Comi meu croissant pensando no
peru. Deixei a chave do carro com o frentista que o abastecia e que já me
conhece pelo cafezinho de cada dia ali no posto. Entrei na conveniência e
perguntei por ele. “Hoje não tem de peru, meu bem, só quatro queijos”. Pra mim,
tudo que é recheado apenas com diferentes tipos de queijo é uma enganação para
te jogar algo meloso e sem personalidade. Mas foi ele mesmo. O sabor mais
adequado àquela falta de gosto deste meu café da manhã.
Enquanto bebia o coado sem açúcar
e o croissant sem peru, conversava no wtsapp com uma amiga sobre as nossas
impressões para o filme A Baleia. Em meio aos pontos que concordamos e não, o
sabor de uma relação deliciosa encheu o meu pratinho, transbordou aquele pires
sob a xícara e me desjejuou com a reflexão: por que ela não tem peru?
Os dois solteiros, amigos há mais
de dez anos, nossa troca cada vez mais madura e profunda, mas ela sem peru e eu
sem gostar da fruta.
Comentei minha frustração e ela: “Talvez
fosse a solução”. Fechei com “Seria perfeito demais. Por isso não é possível”.
Daqui para frente, alerta Meus Conceitos,
com base em minhas experiências, portanto, não são “pré” conceitos.
Geralmente, quando se tem o peru,
não temos a conversa mais profunda, reflexiva, crítica, analítica, cultural. Quem
tem peru e deseja mais um, provavelmente assistiria A Baleia só para ver se o
galã do filme A Múmia envelheceu mal. Ou pelo interesse em olhar para a vida de
personagem obeso e se sentir ainda mais gostoso nas fotos de shorts e camiseta
levantados no espelho da Smart Fit ou da recepção de qualquer prédio para
mostrar suas coxas e abdômen, porque cérebro e autenticidade não estão inclusos
no plano Black - mas a demonstração de perus no vestiário da academia, sim.

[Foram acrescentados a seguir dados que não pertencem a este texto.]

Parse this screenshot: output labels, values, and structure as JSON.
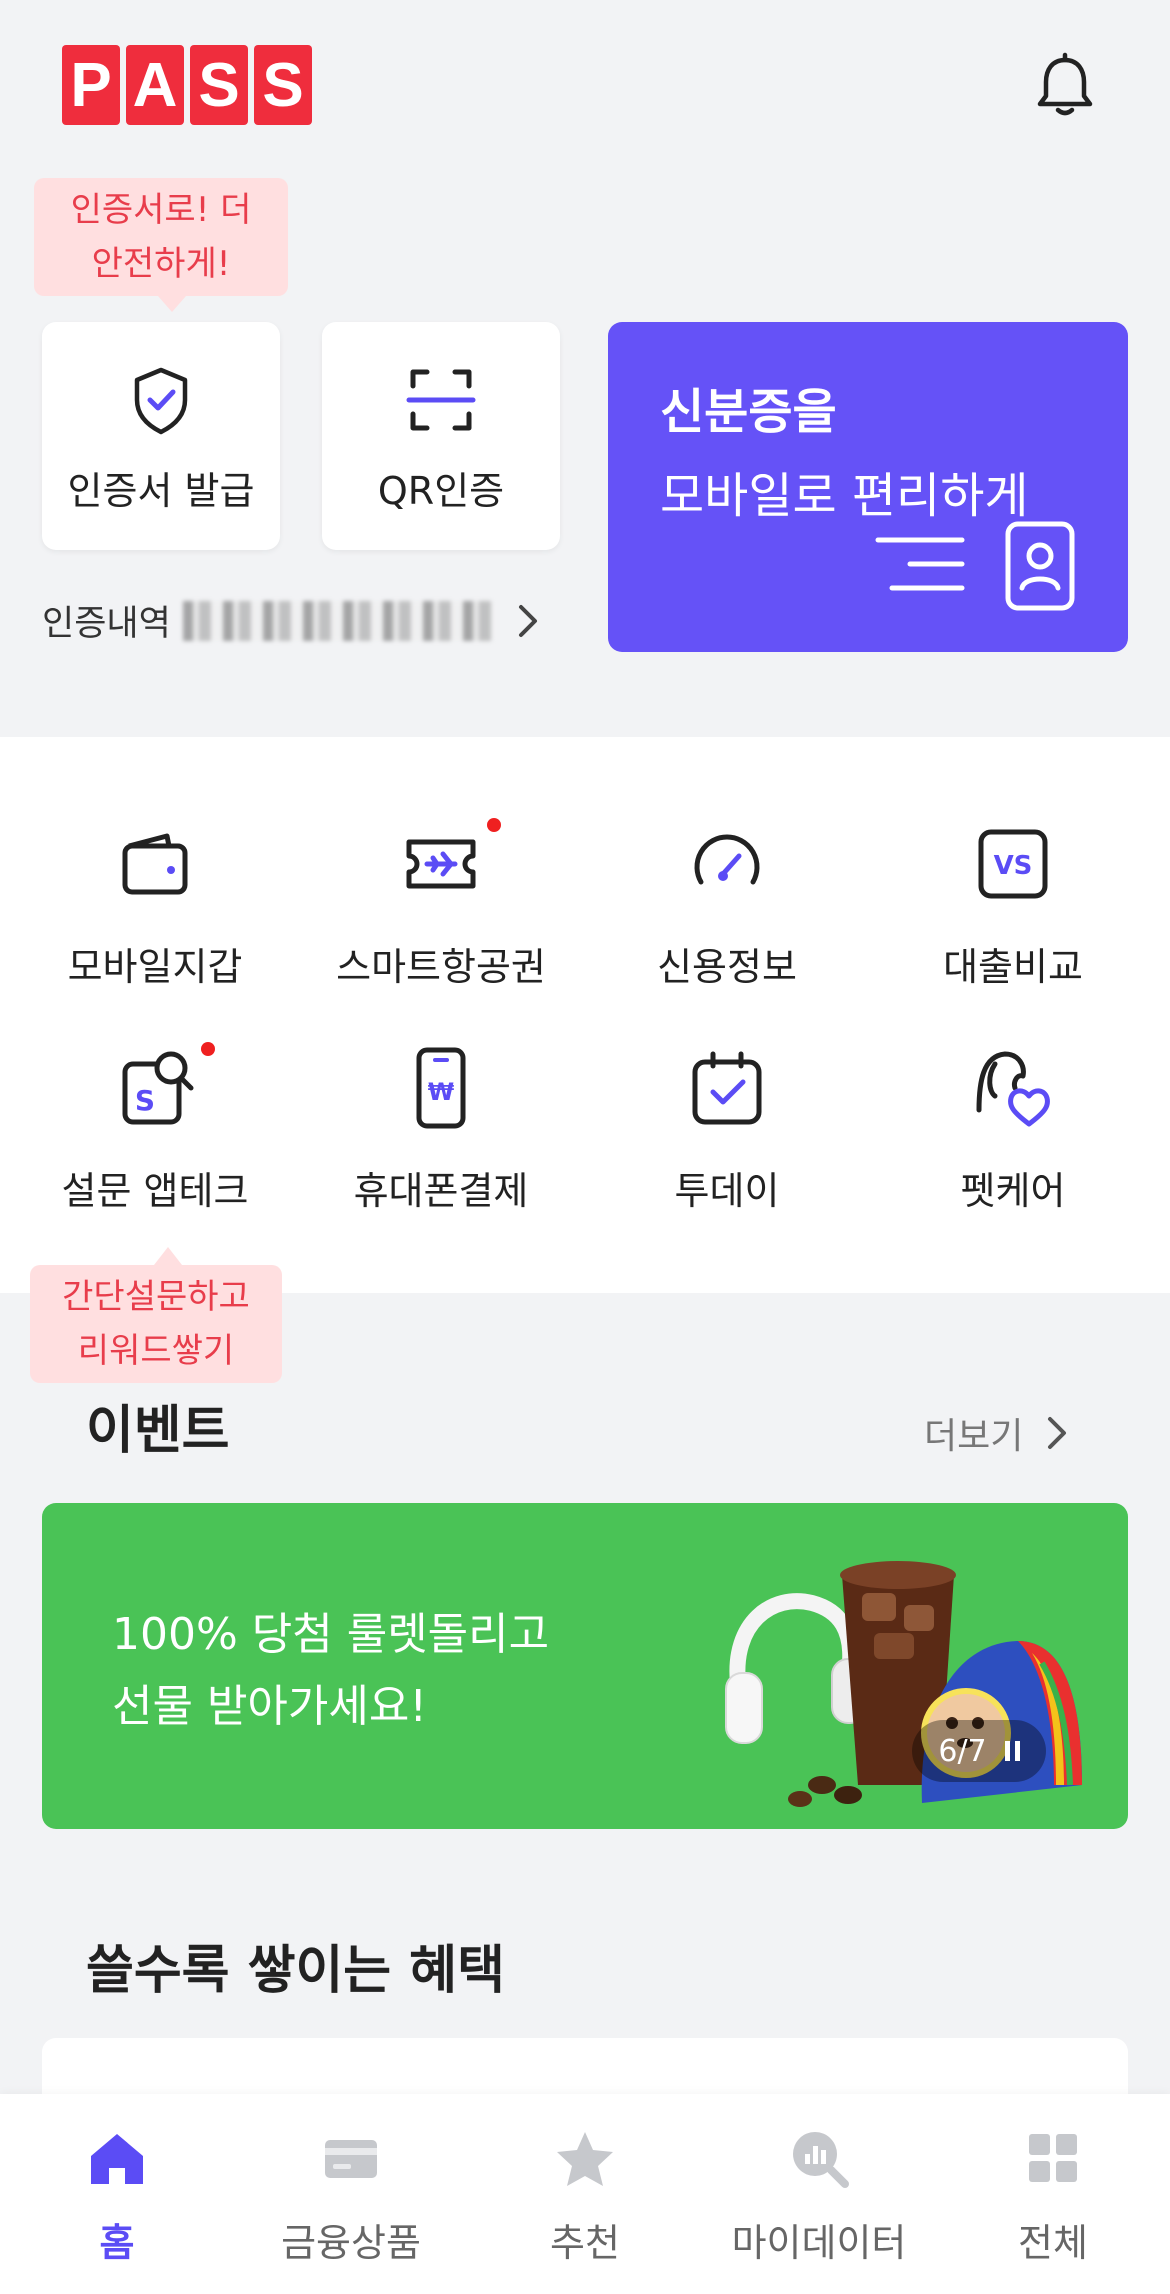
{
  "header": {
    "logo_letters": [
      "P",
      "A",
      "S",
      "S"
    ],
    "logo_color": "#ef2d3d",
    "bell_icon": "bell-icon"
  },
  "auth": {
    "tooltip_line1": "인증서로! 더",
    "tooltip_line2": "안전하게!",
    "cert_issue_label": "인증서 발급",
    "qr_auth_label": "QR인증",
    "history_label": "인증내역"
  },
  "id_banner": {
    "line1": "신분증을",
    "line2": "모바일로 편리하게",
    "color": "#6552f7"
  },
  "menu": {
    "items": [
      {
        "label": "모바일지갑",
        "icon": "wallet-icon",
        "new": false
      },
      {
        "label": "스마트항공권",
        "icon": "plane-ticket-icon",
        "new": true
      },
      {
        "label": "신용정보",
        "icon": "gauge-icon",
        "new": false
      },
      {
        "label": "대출비교",
        "icon": "vs-icon",
        "new": false
      },
      {
        "label": "설문 앱테크",
        "icon": "survey-search-icon",
        "new": true
      },
      {
        "label": "휴대폰결제",
        "icon": "phone-won-icon",
        "new": false
      },
      {
        "label": "투데이",
        "icon": "calendar-check-icon",
        "new": false
      },
      {
        "label": "펫케어",
        "icon": "pet-heart-icon",
        "new": false
      }
    ],
    "survey_tooltip_line1": "간단설문하고",
    "survey_tooltip_line2": "리워드쌓기"
  },
  "events": {
    "title": "이벤트",
    "more_label": "더보기",
    "banner_line1": "100% 당첨 룰렛돌리고",
    "banner_line2": "선물 받아가세요!",
    "banner_color": "#4ac356",
    "counter": "6/7"
  },
  "benefits": {
    "title": "쓸수록 쌓이는 혜택"
  },
  "bottom_nav": {
    "items": [
      {
        "label": "홈",
        "icon": "home-icon",
        "active": true
      },
      {
        "label": "금융상품",
        "icon": "card-icon",
        "active": false
      },
      {
        "label": "추천",
        "icon": "star-icon",
        "active": false
      },
      {
        "label": "마이데이터",
        "icon": "mydata-icon",
        "active": false
      },
      {
        "label": "전체",
        "icon": "grid-icon",
        "active": false
      }
    ],
    "active_color": "#5b4cf5"
  }
}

Meu dilema é esse: sou do peru
mas não me identifico com essa receita. Gosto de peru, mas não sou fã de Cher.
Sinto falta de peru, mas não sinto a menor falta de mais uma apresentação da
Beyoncé com um ventilador soprando seu cabelo.
Das poucas vezes que estive em
uma roda de apaixonados por perus, não faço a menor questão de saber quem pegou
quem ou encontrar novos perus em app de pegação com um álbum de fotos privadas
que mostram meu peru de cima para baixo e minha jaca de baixo para cima. Menos
ainda discutir se aquele outro que também curte um peru usa perfume importado
ou não, se tem um iPhone na mão, tênis e roupas de marcas compradas sem
dinheiro só para fazer carão. São assuntos comuns entre os peru-fãs nos
intervalos entre a balada gay semanal.
Botox. Grifes. A nova série gay
da Netflix. O funk bagaceiro cantado em coro. As lantejoulas para colar na cara
enquanto se droga e enche a cara. Depilação. Chuca. Prep. “Tem foto do peru?”. E
do koo? Ativo. Passivo. Flex. Trans. Não-binário. Os mesmos assuntos. Parece
até menos interessante do que uma época em que se vivia mais no armário. Tudo
que poderia ser tão libertador para sermos quem somos e cada vez mais diferentes,
acaba criando um grupo do mesmo tipo de gente.
Por isso prefiro as conversas com
minhas amigas e família, e procuro pelo peru no croissant que eu posso botar
inteiro na boca em um cinema, numa conversa mais abrangente sobre a vida ou em
uma livraria, o que no meio gay raramente aconteceria.